In KEEPsAKE-1, RZB- vs. PBO-treated patients were more likely to report MCID in all PROs at Week 24; similar results were obtained in KEEPsAKE-2, except for SF-36 MCS and WPAI presenteeism domain. In KEEPsAKE-1 and KEEPsAKE-2, 65% and 62% of RZB-treated patients, respectively, reported MCID in PtGA at Week 24, which increased to 74% and 68%, respectively, at Week 52. Approximately 48% of all PBO-treated patients reported MCID in PtGA at Week 24 and, after initiating RZB, >65% reported MCID at Week 52. Results were similar in the remaining PROs.
These data demonstrate that patients with PsA receiving RZB treatment are more likely to report clinically important improvements in PROs compared with patients receiving PBO.

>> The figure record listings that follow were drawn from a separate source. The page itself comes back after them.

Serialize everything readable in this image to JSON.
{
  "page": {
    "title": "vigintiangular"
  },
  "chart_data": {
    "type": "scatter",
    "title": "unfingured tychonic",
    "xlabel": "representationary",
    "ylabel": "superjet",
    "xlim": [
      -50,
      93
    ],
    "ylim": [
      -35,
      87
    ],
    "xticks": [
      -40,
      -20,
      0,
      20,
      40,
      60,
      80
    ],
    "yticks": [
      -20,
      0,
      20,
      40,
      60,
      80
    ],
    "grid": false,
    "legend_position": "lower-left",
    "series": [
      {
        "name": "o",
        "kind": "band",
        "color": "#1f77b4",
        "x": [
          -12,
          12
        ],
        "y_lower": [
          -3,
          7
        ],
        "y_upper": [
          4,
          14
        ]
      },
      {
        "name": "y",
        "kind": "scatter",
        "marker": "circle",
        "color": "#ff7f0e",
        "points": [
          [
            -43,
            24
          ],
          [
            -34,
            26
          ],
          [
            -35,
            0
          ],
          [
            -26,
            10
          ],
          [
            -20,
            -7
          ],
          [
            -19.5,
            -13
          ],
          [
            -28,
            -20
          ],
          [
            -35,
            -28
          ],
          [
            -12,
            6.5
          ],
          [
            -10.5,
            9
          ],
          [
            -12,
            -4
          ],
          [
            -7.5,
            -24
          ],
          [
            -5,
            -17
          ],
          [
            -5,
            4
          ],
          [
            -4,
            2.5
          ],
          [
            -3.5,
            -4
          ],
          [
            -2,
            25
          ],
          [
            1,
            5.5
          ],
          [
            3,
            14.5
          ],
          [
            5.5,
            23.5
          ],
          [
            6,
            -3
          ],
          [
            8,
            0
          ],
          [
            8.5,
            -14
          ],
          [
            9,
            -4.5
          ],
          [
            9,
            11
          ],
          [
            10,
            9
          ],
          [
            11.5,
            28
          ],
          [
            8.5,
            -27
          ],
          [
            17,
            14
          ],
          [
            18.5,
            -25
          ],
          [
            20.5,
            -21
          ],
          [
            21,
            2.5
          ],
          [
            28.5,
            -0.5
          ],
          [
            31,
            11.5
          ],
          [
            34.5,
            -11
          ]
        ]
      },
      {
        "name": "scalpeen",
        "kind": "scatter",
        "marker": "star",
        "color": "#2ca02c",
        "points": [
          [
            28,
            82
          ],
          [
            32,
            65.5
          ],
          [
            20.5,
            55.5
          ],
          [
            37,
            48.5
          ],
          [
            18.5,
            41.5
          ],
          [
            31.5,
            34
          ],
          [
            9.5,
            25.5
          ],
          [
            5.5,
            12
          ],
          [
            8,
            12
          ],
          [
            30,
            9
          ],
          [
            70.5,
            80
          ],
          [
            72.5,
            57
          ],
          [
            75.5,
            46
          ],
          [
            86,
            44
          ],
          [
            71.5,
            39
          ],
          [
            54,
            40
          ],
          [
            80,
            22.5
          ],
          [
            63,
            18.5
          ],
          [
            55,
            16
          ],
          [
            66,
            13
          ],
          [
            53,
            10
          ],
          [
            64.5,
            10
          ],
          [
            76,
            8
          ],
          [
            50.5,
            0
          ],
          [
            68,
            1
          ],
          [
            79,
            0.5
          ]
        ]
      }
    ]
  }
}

银屑病关节炎(PsA)是一种慢性炎症性疾病,降低了生活质量。本研究评估了 risankizumab(RZB)对患者报告结局(PROs)达到最小临床重要差异(MCID)的影响。
KEEPsAKE-1 和 -2 是两项随机、安慰剂对照的 3 期临床研究,评估了 RZB(150mg)与安慰剂(PBO)在对疾病修饰抗风湿药物和/或生物制剂反应不足或不耐受的成年 PsA 患者中的疗效。患者以 1:1 的比例随机接受 RZB 或 PBO 治疗 24 周;从第 24 周开始,所有患者接受 RZB 150mg 治疗至第 52 周。评估的 PROs 包括患者的整体疾病活动评估(PtGA)、患者的疼痛评估、健康评估问卷残疾指数(HAQ-DI)、短表单 36 精神和身体成分综合评分(PCS 和 MCS)、5 级 EQ-5D(EQ-5D-5L)、慢性病治疗疲劳评估量表-疲劳(FACIT-Fatigue)和工作生产力和活动障碍(WPAI)。报告了第 24 周和第 52 周达到 MCID 的患者比例。通过 logistic 回归控制基线和分层因素,估计第 24 周时 RZB 治疗与 PBO 相比达到 MCID 的可能性比。

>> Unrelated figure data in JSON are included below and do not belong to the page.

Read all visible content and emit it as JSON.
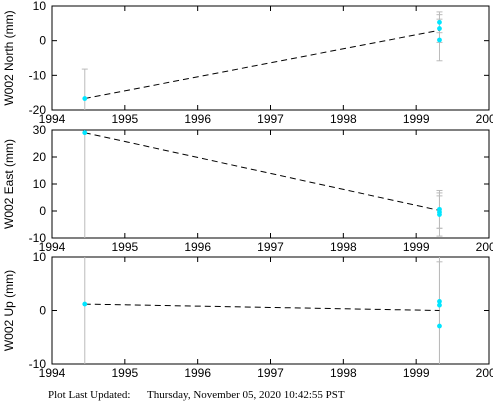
{
  "colors": {
    "point": "#00e5ff",
    "errorbar": "#bbbbbb",
    "fit_line": "#000000",
    "frame": "#000000"
  },
  "footer": {
    "label": "Plot Last Updated:",
    "value": "Thursday, November 05, 2020 10:42:55 PST"
  },
  "chart_data": [
    {
      "type": "scatter",
      "ylabel": "W002 North (mm)",
      "xlim": [
        1994,
        2000
      ],
      "ylim": [
        -20,
        10
      ],
      "xticks": [
        1994,
        1995,
        1996,
        1997,
        1998,
        1999,
        2000
      ],
      "yticks": [
        -20,
        -10,
        0,
        10
      ],
      "grid": false,
      "points": [
        {
          "x": 1994.45,
          "y": -16.7,
          "err": 8.5
        },
        {
          "x": 1999.32,
          "y": 5.3,
          "err": 3.0
        },
        {
          "x": 1999.32,
          "y": 3.5,
          "err": 4.0
        },
        {
          "x": 1999.32,
          "y": 0.2,
          "err": 6.0
        }
      ],
      "fit": {
        "x": [
          1994.45,
          1999.32
        ],
        "y": [
          -16.7,
          3.0
        ]
      }
    },
    {
      "type": "scatter",
      "ylabel": "W002 East (mm)",
      "xlim": [
        1994,
        2000
      ],
      "ylim": [
        -10,
        30
      ],
      "xticks": [
        1994,
        1995,
        1996,
        1997,
        1998,
        1999,
        2000
      ],
      "yticks": [
        -10,
        0,
        10,
        20,
        30
      ],
      "grid": false,
      "points": [
        {
          "x": 1994.45,
          "y": 29.0,
          "err": 40
        },
        {
          "x": 1999.32,
          "y": 0.6,
          "err": 7.0
        },
        {
          "x": 1999.32,
          "y": -0.4,
          "err": 6.0
        },
        {
          "x": 1999.32,
          "y": -1.3,
          "err": 8.0
        }
      ],
      "fit": {
        "x": [
          1994.45,
          1999.32
        ],
        "y": [
          29.0,
          0.2
        ]
      }
    },
    {
      "type": "scatter",
      "ylabel": "W002 Up (mm)",
      "xlim": [
        1994,
        2000
      ],
      "ylim": [
        -10,
        10
      ],
      "xticks": [
        1994,
        1995,
        1996,
        1997,
        1998,
        1999,
        2000
      ],
      "yticks": [
        -10,
        0,
        10
      ],
      "grid": false,
      "points": [
        {
          "x": 1994.45,
          "y": 1.2,
          "err": 15
        },
        {
          "x": 1999.32,
          "y": 1.7,
          "err": 12
        },
        {
          "x": 1999.32,
          "y": 1.0,
          "err": 12
        },
        {
          "x": 1999.32,
          "y": -2.9,
          "err": 12
        }
      ],
      "fit": {
        "x": [
          1994.45,
          1999.32
        ],
        "y": [
          1.2,
          0.0
        ]
      }
    }
  ]
}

在 KEEPsAKE-1 中,与接受 PBO 治疗的患者相比,接受 RZB 治疗的患者在所有 PROs 中更有可能在第 24 周报告 MCID;在 KEEPsAKE-2 中也获得了类似的结果,除了短表单 36 精神成分综合评分和 WPAI 出勤障碍领域。在 KEEPsAKE-1 和 KEEPsAKE-2 中,分别有 65%和 62%的 RZB 治疗患者在第 24 周报告了 PtGA 的 MCID,在第 52 周分别增加到 74%和 68%。大约 48%的所有接受 PBO 治疗的患者在第 24 周报告了 PtGA 的 MCID,在开始接受 RZB 治疗后,超过 65%的患者在第 52 周报告了 MCID。其余 PROs 的结果相似。
这些数据表明,接受 RZB 治疗的 PsA 患者在 PROs 方面更有可能报告具有临床意义的改善,而接受 PBO 治疗的患者则不然。